Malas is also part of a new generation of Middle-Eastern fast-food merchants trying to reverse the global flow of deep fat. Maoz, from Israel, and Bateel, from Saudi Arabia are two other brands getting a foothold in Europe after decades in which US fast-food giants have dominated their region.

But it's within the Middle East that food – and particularly falafel – can become divisive. When Barack Obama travelled to Israel in March he expected to cause controversy – but perhaps not because of his breakfast. Before his trip, Israeli media reported that President Shimon Peres planned to serve falafel, inflaming a simmering food war that mirrors the broader conflict in the region. Israel and Palestine are among those countries who claim falafel as their own. "The Israelis have stolen the land and even the culture, and now the cuisine," Mahdi Abdul Hadi, a Palestinian academic, told Gulf News before the Obama trip.

The row perhaps peaked a few years ago when postcards emerged showing an Israeli flag planted in falafel below the word's "Falafel – Israel's national snack". Palestinians responded by pasting their flag over Israel's. Elsewhere, a taste for falafel has helped to unite Jewish, Muslim and Christian communities, but this offended Islamic zealots in Baghdad. In 2006, they ordered falafel sellers to leave the streets, shooting dead two who refused.

The forecasted "rain of falafel" in Britain shows how, regardless of its disputed roots, the food is becoming an international cuisine. One dreads to think what a Palestinian falafel maker would make of the "quesadilla" option at Just Falafel.

As food wars continue to sizzle in the region, the cry of those who seek to placate falafel activists – and perhaps convince those still unsure about the merits of minced pulses – has always been: "give (chick) peas a chance".
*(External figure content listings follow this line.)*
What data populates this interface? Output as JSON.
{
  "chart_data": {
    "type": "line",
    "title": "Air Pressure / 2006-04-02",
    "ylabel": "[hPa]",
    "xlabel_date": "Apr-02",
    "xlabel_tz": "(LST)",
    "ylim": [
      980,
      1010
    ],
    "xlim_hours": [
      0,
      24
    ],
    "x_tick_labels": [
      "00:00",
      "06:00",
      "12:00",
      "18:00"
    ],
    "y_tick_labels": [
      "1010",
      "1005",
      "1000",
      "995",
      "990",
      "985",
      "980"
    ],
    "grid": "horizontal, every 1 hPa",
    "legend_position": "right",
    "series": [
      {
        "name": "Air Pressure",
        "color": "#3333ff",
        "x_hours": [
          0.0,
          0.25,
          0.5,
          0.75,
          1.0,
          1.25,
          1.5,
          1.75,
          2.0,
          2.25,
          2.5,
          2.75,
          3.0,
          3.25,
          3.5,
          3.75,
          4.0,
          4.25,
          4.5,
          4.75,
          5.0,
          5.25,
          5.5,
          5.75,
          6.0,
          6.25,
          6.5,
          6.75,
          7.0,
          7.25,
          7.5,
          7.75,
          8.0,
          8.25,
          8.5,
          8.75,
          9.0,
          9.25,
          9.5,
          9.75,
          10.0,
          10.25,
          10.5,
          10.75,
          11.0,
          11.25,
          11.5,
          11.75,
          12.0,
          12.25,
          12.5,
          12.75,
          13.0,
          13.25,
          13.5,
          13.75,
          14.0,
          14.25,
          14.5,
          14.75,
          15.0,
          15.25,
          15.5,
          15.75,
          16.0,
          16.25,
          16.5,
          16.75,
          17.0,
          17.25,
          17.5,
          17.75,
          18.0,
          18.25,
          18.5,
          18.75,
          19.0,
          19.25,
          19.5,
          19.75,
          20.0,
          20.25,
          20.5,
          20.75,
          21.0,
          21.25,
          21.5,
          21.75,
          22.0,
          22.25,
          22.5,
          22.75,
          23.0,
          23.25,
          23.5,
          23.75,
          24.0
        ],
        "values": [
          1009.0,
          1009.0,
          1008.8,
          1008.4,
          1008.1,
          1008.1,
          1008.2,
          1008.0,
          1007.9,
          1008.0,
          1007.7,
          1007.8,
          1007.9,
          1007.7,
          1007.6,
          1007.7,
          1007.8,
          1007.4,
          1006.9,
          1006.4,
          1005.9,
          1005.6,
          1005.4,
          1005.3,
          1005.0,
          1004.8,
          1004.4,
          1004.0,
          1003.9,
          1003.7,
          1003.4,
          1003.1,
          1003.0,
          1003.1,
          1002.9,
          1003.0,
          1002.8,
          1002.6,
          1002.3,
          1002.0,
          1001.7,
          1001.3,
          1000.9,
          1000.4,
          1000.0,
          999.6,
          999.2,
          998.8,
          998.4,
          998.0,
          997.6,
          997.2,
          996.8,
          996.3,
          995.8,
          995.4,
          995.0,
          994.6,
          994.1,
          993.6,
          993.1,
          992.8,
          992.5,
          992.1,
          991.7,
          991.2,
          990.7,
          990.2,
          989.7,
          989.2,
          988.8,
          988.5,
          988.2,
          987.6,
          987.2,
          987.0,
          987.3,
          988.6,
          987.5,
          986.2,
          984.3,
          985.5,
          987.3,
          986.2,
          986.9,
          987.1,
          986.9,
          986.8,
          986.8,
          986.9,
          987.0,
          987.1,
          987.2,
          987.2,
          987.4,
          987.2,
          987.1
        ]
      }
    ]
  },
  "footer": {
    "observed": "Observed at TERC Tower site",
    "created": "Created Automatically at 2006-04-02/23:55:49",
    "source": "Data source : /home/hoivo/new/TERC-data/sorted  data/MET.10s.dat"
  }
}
Patrick Matthews' Falafels

Makes about 20

175g dried chickpeas (not boiled)
325g fuul (skinned and dried broad beans)
1 medium onion, chopped
4 cloves of garlic
The white part of a leek
3g white pepper
3g black pepper
6g ground coriander
4g ground cumin
4g ground allspice
Half a bunch each of chopped parsley and coriander
Bicarbonate of soda
Sesame seeds (optional)

Soak the chickpeas and beans, separately, for 24 hours. Then grind them with all the other ingredients apart from the bicarbonate and sesame in a food processor or meat mincer. You will now have a stiff paste. When you are ready to deep fry, ideally in groundnut oil, add some water, optional sesame seeds for decoration, and a teaspoon or so of sodium bicarbonate.

Roll the mixture by hand into squash-ball-sized lumps or use a specialised falafel scoop, and put them one by one into oil heated to 180 degrees celsius. Turn them with a slotted spoon and remove when golden to drain on kitchen paper.

If the mixture becomes too wet and doesn't adhere, add some flour or better chickpea flour (Besam). This is likely to be necessary if you haven't found fuul and are using just chickpeas. Do not drop the balls in the oil from a height, as the hot oil will splash you – roll them in from just above the surface. Keep trying if the first few don't come out right. Eat with turnip and cucumber pickles, flat bread and tahini.